El puerto frente al lago está a veinte minutos a pie de la plaza, y la luz de última hora de la tarde sobre el puerto — los botes cargando, los pelícanos en los pilones, el lago pasando del azul al dorado a algo casi violeta — es cuando Puno deja de ser una ciudad de paso y se convierte en un lugar. Comí caldo de cabeza en un puesto junto al agua — que es caldo de cabeza de vaca y mucho mejor de lo que sugiere la descripción — y vi un carguero dirigirse hacia la orilla boliviana hasta que lo perdí contra las montañas lejanas.

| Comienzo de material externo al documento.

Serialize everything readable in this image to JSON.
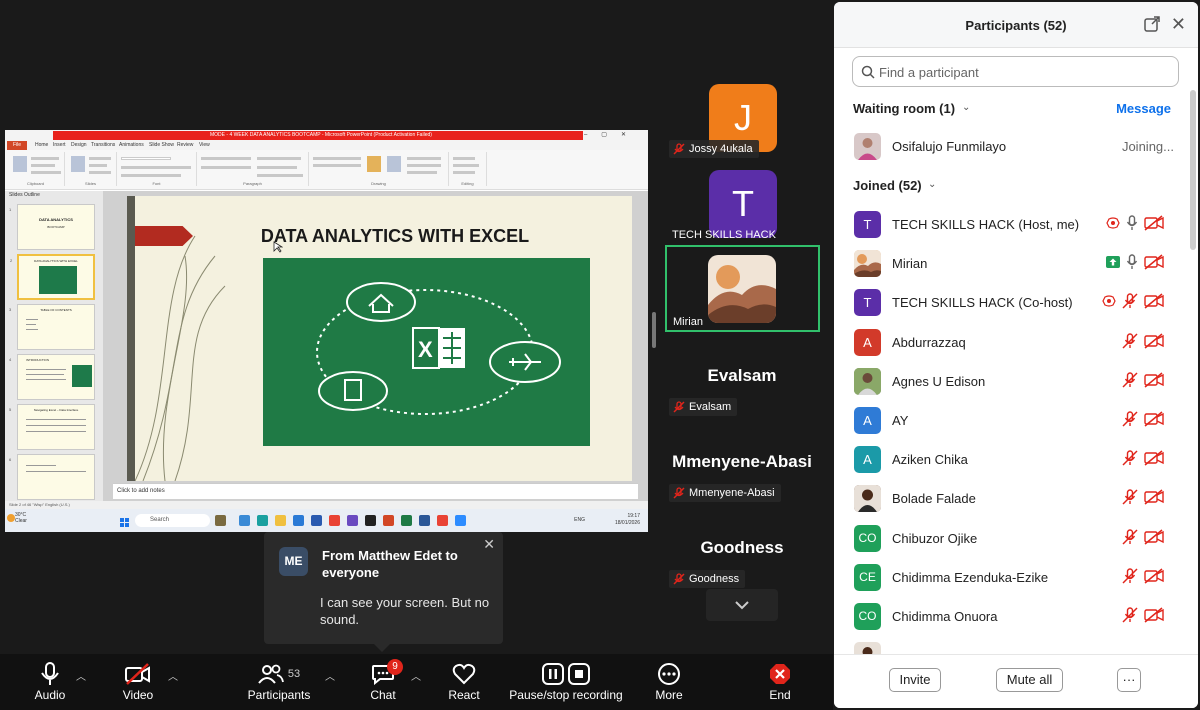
{
  "shared_screen": {
    "window_title": "MODE - 4 WEEK DATA ANALYTICS BOOTCAMP - Microsoft PowerPoint (Product Activation Failed)",
    "tabs": [
      "File",
      "Home",
      "Insert",
      "Design",
      "Transitions",
      "Animations",
      "Slide Show",
      "Review",
      "View"
    ],
    "ribbon_groups": [
      "Clipboard",
      "Slides",
      "Font",
      "Paragraph",
      "Drawing",
      "Editing"
    ],
    "side_tabs": "Slides  Outline",
    "thumbnails": [
      {
        "n": "1",
        "title": "DATA ANALYTICS",
        "sub": "BOOTCAMP"
      },
      {
        "n": "2",
        "title": "DATA ANALYTICS WITH EXCEL",
        "sub": ""
      },
      {
        "n": "3",
        "title": "TABLE OF CONTENTS",
        "sub": ""
      },
      {
        "n": "4",
        "title": "INTRODUCTION",
        "sub": ""
      },
      {
        "n": "5",
        "title": "Navigating Excel – Data Interface",
        "sub": ""
      },
      {
        "n": "6",
        "title": "",
        "sub": ""
      }
    ],
    "slide_title": "DATA ANALYTICS WITH EXCEL",
    "notes_placeholder": "Click to add notes",
    "status_bar": "Slide 2 of 46   \"Wisp\"   English (U.S.)",
    "taskbar": {
      "weather_temp": "30°C",
      "weather_desc": "Clear",
      "search": "Search",
      "lang": "ENG",
      "time": "19:17",
      "date": "18/01/2026"
    }
  },
  "video_tiles": [
    {
      "initial": "J",
      "name": "Jossy 4ukala",
      "color": "#f07d1a",
      "muted": true
    },
    {
      "initial": "T",
      "name": "TECH SKILLS HACK",
      "color": "#5b2ea8",
      "muted": false
    },
    {
      "name": "Mirian",
      "muted": false
    },
    {
      "big_name": "Evalsam",
      "name": "Evalsam",
      "muted": true
    },
    {
      "big_name": "Mmenyene-Abasi",
      "name": "Mmenyene-Abasi",
      "muted": true
    },
    {
      "big_name": "Goodness",
      "name": "Goodness",
      "muted": true
    }
  ],
  "chat_toast": {
    "initials": "ME",
    "from": "From Matthew Edet to everyone",
    "message": "I can see your screen. But no sound.",
    "close": "✕"
  },
  "toolbar": {
    "audio": "Audio",
    "video": "Video",
    "participants": "Participants",
    "participants_count": "53",
    "chat": "Chat",
    "chat_badge": "9",
    "react": "React",
    "recording": "Pause/stop recording",
    "more": "More",
    "end": "End"
  },
  "panel": {
    "title": "Participants (52)",
    "search_placeholder": "Find a participant",
    "waiting_room": "Waiting room (1)",
    "message": "Message",
    "waiting": [
      {
        "name": "Osifalujo Funmilayo",
        "status": "Joining..."
      }
    ],
    "joined": "Joined (52)",
    "participants": [
      {
        "initial": "T",
        "name": "TECH SKILLS HACK (Host, me)",
        "color": "#5b2ea8",
        "photo": false,
        "rec": true,
        "mic_on": true,
        "share": false
      },
      {
        "initial": "",
        "name": "Mirian",
        "color": "#e8b07a",
        "photo": true,
        "rec": false,
        "mic_on": true,
        "share": true
      },
      {
        "initial": "T",
        "name": "TECH SKILLS HACK (Co-host)",
        "color": "#5b2ea8",
        "photo": false,
        "rec": true,
        "mic_on": false,
        "share": false
      },
      {
        "initial": "A",
        "name": "Abdurrazzaq",
        "color": "#d23a2a",
        "photo": false,
        "rec": false,
        "mic_on": false,
        "share": false
      },
      {
        "initial": "",
        "name": "Agnes U Edison",
        "color": "#6a8a4a",
        "photo": true,
        "rec": false,
        "mic_on": false,
        "share": false
      },
      {
        "initial": "A",
        "name": "AY",
        "color": "#2f7bd6",
        "photo": false,
        "rec": false,
        "mic_on": false,
        "share": false
      },
      {
        "initial": "A",
        "name": "Aziken Chika",
        "color": "#1b9aa8",
        "photo": false,
        "rec": false,
        "mic_on": false,
        "share": false
      },
      {
        "initial": "",
        "name": "Bolade Falade",
        "color": "#7a5a4a",
        "photo": true,
        "rec": false,
        "mic_on": false,
        "share": false
      },
      {
        "initial": "CO",
        "name": "Chibuzor Ojike",
        "color": "#1fa05a",
        "photo": false,
        "rec": false,
        "mic_on": false,
        "share": false
      },
      {
        "initial": "CE",
        "name": "Chidimma Ezenduka-Ezike",
        "color": "#1fa05a",
        "photo": false,
        "rec": false,
        "mic_on": false,
        "share": false
      },
      {
        "initial": "CO",
        "name": "Chidimma Onuora",
        "color": "#1fa05a",
        "photo": false,
        "rec": false,
        "mic_on": false,
        "share": false
      }
    ],
    "invite": "Invite",
    "mute_all": "Mute all",
    "more": "···"
  }
}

Cuando ir: De mayo a octubre para tiempo seco y fiable. Febrero para la Candelaria, que requiere reservar alojamiento con meses de antelación — la ciudad triplica su población el fin de semana principal. Date al menos un día completo en Puno antes de ir a las islas; la adaptación a la altitud es real y una cabeza que no está bien es la peor forma de empezar un viaje en bote.